At the next stop we saw rows of half-built houses. These were for the Rohingya, we were
told. And what if they didn’t return? An official shrugged. If the Muslims refused the
government’s generosity, what could be done? There were no schools, no mosques, no
clinics. Just empty homes near where a Rohingya community flourished before it was
burned to the ground.

Our car broke down, and we wandered into one destroyed Rohingya village. But the
border guards escorted us back to the scripted show. As we drove through the vacant
landscape, we suddenly spotted a complete Muslim village, the only sign of the rural
Rohingya existence that was once the lifeblood of this region.

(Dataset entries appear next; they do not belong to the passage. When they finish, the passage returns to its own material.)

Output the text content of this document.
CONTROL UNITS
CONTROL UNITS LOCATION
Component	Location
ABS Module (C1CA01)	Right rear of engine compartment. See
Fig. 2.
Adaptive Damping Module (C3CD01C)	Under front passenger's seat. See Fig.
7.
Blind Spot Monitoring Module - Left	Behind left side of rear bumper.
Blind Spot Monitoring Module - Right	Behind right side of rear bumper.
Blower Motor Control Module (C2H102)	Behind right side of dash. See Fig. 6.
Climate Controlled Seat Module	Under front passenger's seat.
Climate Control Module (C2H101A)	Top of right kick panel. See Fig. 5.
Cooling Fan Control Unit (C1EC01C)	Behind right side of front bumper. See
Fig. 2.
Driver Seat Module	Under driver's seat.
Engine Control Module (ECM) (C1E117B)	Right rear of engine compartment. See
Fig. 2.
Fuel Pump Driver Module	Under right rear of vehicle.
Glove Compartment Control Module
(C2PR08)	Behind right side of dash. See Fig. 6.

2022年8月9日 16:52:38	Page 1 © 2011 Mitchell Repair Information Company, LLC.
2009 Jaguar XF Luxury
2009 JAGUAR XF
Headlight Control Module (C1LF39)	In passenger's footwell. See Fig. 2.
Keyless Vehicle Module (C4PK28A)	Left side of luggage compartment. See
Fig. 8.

We threw the car doors open, compelling the driver, who had been separated from the
convoy by the earlier breakdown, to stop. He peered at us anxiously as we ran toward
the Rohingya. The sun was setting, and men were gathered for prayer at the mosque, a
daily ritual almost forgotten in Rakhine. Ngan Chaung village was like a time capsule of
what life was like only a couple of years ago, before the military and Buddhist mobs
came with their guns and kindling.

By the time we returned to the town of Maungdaw, we were back in a heavily militarised
zone. Security forces stood guard. In what was once a land dominated by Islam, the call
to prayer echoing through town, faith now centres around golden Buddhist pagodas.

We looked out again on an empty land. There were no Rohingya here.